LONDON, June 27, 2024 – A recent survey conducted by WTW has shed light on the evolving landscape of pension scheme governance in response to the newly implemented General Code, which came into effect in March 2024. The WTW 2024 Trustee Governance Survey focuses on understanding how pension schemes are adapting their governance strategies to meet both the new expectations and the proportionality flexibilities of the Code.
The report finds that most pension schemes are not overwhelmed by the new requirements, with only 1% of respondents expecting significant changes to comply with the Code. This suggests that the majority of trustee boards in the survey are already operating with robust governance frameworks that require only modest modifications to meet the new standards.
“In fact the majority of schemes are well on their way to compliance, with most requiring only minor to moderate adjustments.”
Jenny Gibbons | Head of Trustee Governance at WTW
Jenny Gibbons, Head of Trustee Governance at WTW, said: “Despite some trepidation before the final Code was published, in fact the majority of schemes are well on their way to compliance, with most requiring only minor to moderate adjustments. This is a testament to the strength and adaptability of the existing governance frameworks within these schemes.”
The General Code, which has been in development for nearly five years, emphasises the importance of proportionality in governance practices. This approach allows schemes to tailor their governance efforts based on their specific circumstances, size, and complexity.
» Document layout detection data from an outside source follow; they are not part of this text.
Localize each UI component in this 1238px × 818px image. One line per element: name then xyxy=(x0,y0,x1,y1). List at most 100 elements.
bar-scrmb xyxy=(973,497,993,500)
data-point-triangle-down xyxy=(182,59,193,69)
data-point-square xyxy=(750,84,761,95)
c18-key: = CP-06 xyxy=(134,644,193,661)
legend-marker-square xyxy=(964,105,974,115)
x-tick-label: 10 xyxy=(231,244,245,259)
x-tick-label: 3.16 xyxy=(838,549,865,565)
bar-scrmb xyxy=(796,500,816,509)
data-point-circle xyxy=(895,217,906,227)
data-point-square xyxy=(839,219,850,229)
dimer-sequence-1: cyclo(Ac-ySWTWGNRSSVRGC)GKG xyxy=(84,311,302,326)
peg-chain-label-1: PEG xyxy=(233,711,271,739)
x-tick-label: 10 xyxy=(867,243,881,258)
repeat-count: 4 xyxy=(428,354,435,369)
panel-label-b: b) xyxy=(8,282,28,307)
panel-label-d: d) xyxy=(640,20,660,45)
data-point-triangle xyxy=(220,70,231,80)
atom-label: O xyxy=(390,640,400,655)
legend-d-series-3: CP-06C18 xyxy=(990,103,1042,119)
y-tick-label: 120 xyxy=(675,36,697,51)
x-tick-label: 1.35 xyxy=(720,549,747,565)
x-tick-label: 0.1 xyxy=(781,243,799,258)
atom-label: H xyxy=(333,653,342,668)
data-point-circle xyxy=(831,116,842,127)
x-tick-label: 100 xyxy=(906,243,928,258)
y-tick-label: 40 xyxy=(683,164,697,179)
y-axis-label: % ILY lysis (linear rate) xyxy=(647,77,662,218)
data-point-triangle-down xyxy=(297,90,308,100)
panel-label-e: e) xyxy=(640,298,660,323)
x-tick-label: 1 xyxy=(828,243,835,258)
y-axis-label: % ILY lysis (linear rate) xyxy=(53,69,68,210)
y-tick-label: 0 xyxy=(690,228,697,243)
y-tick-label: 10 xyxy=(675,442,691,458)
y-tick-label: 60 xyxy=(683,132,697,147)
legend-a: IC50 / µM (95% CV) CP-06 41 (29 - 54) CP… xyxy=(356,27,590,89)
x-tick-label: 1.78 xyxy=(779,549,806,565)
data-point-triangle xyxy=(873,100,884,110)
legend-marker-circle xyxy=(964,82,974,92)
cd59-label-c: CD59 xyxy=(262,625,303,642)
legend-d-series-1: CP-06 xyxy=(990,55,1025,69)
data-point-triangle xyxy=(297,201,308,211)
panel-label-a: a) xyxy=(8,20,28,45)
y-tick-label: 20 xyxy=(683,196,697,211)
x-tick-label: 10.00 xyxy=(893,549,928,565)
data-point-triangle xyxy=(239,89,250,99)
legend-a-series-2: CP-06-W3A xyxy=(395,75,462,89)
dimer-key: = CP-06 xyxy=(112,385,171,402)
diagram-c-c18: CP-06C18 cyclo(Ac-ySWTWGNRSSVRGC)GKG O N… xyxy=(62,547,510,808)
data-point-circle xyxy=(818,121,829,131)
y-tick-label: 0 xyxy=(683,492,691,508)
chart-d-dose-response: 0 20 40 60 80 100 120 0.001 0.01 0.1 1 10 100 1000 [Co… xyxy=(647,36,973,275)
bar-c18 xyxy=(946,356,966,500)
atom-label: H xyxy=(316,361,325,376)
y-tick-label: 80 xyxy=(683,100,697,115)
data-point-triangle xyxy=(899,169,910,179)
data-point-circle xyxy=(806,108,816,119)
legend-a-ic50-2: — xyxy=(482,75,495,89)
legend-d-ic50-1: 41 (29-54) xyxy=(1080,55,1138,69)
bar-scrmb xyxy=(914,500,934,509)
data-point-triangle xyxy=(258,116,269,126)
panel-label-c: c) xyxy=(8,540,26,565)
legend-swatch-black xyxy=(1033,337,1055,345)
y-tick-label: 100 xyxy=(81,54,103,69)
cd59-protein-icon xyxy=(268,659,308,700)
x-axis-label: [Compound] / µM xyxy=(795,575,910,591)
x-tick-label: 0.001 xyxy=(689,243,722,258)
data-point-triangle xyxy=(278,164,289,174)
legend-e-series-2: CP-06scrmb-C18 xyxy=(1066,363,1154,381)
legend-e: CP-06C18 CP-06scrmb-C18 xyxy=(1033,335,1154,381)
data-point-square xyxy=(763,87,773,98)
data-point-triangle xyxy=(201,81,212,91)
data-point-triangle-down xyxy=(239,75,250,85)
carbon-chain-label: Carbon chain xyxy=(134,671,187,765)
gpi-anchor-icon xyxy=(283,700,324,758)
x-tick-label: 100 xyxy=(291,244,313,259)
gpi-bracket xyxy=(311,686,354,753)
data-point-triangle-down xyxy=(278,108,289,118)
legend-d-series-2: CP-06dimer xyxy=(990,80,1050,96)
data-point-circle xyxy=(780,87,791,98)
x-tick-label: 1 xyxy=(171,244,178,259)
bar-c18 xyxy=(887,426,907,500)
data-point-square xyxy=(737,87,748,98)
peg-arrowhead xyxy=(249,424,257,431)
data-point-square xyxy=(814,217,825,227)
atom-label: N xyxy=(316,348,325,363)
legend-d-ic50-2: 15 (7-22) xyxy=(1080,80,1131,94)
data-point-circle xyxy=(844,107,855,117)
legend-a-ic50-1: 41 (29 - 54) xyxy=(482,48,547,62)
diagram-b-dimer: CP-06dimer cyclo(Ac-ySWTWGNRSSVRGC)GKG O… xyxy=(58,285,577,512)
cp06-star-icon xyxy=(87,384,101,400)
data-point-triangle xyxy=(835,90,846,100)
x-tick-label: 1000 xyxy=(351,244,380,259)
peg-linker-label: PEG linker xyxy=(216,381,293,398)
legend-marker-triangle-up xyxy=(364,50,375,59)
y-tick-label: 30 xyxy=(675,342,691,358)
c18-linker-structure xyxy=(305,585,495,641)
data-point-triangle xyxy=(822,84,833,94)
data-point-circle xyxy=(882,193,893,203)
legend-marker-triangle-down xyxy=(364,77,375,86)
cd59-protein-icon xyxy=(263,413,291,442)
"The introduction of the General Code marks a significant milestone in pension scheme governance. Instead of mandating one approach for all, the General Code sets out the concept of proportionality in governance, allowing schemes to tailor their approaches based on their specific needs and circumstances,” said Gibbons. “This flexibility is essential for schemes to effectively manage their unique risks and opportunities. But it should not mean that smaller schemes should always do less than their larger counterparts and there are some governance challenges, for example cyber risk, that need tackling irrespective of the size of the scheme.”
Let’s look at a few specific areas of focus:
The survey found that while two-thirds (67%) of larger* schemes consider risk management a priority, fewer than one-in-five (19%) of smaller schemes do. And while nearly half (43%) of larger schemes have already appointed a Risk Management Function (RMF), almost no smaller schemes (1%) had done so yet.
While the assignment of responsibilities for risk management functions and the management of internal audit frameworks remain undecided in many schemes, it is interesting to see a clear trend in larger schemes towards delegating these responsibilities to specialised sub-committees or external parties. This allows the trustee board to retain oversight by harnessing specialist risk management skills to take on the ‘heavy lifting’.
Approximately two-thirds (64%) of respondents have conducted stress tests on various investment scenarios and reviewed their business continuity planning in the past two years. Digging a bit deeper shows that this increases to 93% for larger schemes. This proactive approach is in line with the Code’s emphasis on comprehensive risk management.
The focus on cyber risk has intensified, with 65% of schemes now equipped with the appropriate skills and resources to manage this growing threat, up from 55% in the previous year. Additionally, annual training for trustees on cyber risk and adoption of a formal cyber governance framework has increased significantly. A more detailed analysis by scheme size shows the largest schemes clearly out in front on the full range of cyber risk policy, training, assessment and communication activities.
Nearly half of the schemes are reviewing the effectiveness of their trustee boards with a further 30% planning to do so in the next 18 months; a crucial component of governance that directly contributes to the overall resilience and adaptability of pension schemes.
Similarly, almost half (45%) of larger schemes have already reviewed board effectiveness, compared to only 15% of small schemes.
“As pension schemes move forward on their governance journeys it will be important to balance what is important with what is possible. The principle of proportionality allows trustees to focus in on those important areas, for example cyber risk, before moving on to consider how best to tackling less critical tasks,” said Gibbons. “What is possible is often constrained by access to suitably skilled and affordable support. Irrespective of scheme size, building a strong trustee board and investing in their training and effectiveness will create a solid foundation for future governance success.”
*Larger schemes are categorised as those with >£5bn Assets under Management (AuM), while smaller schemes are those with <£500m AuM.